Vitiligo may be associated with pseudoporphyria. [63, 64] Several reports describe patients with vesicles, bullae, and scarring confined to areas of vitiligo on the dorsa of the hands with sparing of normally pigmented skin while taking medications known to cause pseudoporphyria. It is well established that the clinical findings of pseudoporphyria may be precipitated or exacerbated by sunlight. One author suggests that the presence of melanin in healthy skin may be adequate protection to prevent the development of pseudoporphyria in patients with vitiligo.




Pseudoporphyria is not uncommon. Although fewer than 100 cases are documented, pseudoporphyria is most likely underreported in the literature.


Although pseudoporphyria has no predilection toward any one race, it has been shown that fair-skinned children who are highly prone to sunburn are more likely to develop naproxen-induced pseudoporphyria than those children with skin types III or higher. Wallace et al demonstrated that even in the absence of a history of blistering, children with light skin and blue or green eyes are at an increased risk of developing shallow scars on the face while taking naproxen. [65]


Pseudoporphyria affects males and females equally.


The ages of patients reported with pseudoporphyria range from 2-81 years.
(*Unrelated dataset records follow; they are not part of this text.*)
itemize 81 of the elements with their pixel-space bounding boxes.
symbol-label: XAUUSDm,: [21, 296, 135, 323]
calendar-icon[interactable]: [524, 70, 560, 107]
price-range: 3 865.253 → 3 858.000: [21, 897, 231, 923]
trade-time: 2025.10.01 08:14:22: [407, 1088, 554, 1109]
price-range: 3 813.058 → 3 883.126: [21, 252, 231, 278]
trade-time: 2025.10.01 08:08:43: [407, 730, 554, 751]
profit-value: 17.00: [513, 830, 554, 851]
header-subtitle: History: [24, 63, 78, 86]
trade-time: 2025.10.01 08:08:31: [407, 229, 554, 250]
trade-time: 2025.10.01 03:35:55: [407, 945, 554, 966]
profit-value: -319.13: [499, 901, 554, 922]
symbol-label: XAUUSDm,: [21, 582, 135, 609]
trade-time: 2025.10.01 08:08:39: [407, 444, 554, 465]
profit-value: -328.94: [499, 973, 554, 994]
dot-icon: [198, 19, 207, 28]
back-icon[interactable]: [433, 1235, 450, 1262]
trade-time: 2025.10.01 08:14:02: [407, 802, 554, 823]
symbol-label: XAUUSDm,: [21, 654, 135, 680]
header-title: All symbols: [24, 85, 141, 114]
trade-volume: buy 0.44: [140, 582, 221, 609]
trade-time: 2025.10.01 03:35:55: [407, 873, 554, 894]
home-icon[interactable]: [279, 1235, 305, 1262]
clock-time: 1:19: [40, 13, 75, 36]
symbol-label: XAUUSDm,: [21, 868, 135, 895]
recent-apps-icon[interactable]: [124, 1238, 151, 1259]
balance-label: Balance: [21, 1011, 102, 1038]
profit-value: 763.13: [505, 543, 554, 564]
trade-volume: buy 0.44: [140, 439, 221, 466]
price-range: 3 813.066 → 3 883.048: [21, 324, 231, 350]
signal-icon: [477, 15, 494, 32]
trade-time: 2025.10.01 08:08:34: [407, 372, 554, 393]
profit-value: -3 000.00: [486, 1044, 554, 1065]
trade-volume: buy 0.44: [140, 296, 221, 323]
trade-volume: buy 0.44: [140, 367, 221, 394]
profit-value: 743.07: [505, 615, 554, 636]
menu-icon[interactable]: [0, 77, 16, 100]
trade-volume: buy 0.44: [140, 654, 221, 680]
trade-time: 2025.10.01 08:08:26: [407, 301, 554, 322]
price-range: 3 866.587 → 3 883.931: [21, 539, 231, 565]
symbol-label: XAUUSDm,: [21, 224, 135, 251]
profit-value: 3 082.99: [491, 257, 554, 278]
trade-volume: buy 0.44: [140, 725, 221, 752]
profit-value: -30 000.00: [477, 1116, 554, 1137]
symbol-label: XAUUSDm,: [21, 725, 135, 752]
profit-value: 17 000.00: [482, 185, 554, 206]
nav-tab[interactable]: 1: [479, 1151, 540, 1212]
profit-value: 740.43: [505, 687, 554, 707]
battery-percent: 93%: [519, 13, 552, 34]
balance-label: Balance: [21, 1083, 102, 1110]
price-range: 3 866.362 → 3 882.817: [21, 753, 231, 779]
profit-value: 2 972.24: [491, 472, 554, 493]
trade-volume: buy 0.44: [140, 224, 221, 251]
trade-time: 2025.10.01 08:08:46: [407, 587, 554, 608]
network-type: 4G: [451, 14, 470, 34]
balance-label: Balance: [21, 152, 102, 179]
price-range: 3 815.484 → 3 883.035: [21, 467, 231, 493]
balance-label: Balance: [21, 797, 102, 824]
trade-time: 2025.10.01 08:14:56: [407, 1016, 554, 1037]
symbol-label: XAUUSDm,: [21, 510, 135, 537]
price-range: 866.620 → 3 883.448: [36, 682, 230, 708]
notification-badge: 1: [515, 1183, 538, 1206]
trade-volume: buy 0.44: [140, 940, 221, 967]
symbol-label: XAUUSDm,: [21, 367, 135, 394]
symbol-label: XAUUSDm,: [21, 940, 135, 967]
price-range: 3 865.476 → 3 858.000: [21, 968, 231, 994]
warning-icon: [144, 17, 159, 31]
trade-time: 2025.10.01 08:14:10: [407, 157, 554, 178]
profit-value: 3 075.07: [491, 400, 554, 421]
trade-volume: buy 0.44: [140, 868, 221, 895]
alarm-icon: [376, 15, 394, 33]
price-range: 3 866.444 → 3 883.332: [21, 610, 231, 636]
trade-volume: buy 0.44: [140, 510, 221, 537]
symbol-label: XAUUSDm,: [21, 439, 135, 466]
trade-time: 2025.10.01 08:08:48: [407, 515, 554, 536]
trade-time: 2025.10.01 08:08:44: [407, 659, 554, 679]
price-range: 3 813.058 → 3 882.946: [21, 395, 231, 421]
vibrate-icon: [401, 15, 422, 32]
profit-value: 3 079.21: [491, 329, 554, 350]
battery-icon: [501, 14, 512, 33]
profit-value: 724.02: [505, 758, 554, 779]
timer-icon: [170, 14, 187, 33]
It has been reported that the mean age at diagnosis was 50 years in a retrospective study of 20 cases. [66]



The prognosis is good for pseudoporphyria once the offending agent has been discontinued. However, it may take several months for all the skin lesions to resolve, and some can be complicated by infection or prolonged scarring, which has been noted to last up to 5 years. [67, 68]


Patient Education

Educating patients about the causes of pseudoporphyria is important. Patients should avoid solar and tanning salon radiation. If the condition was drug related, patients should avoid medications in a similar class of drugs (eg, other propionic acid NSAIDs) whenever possible.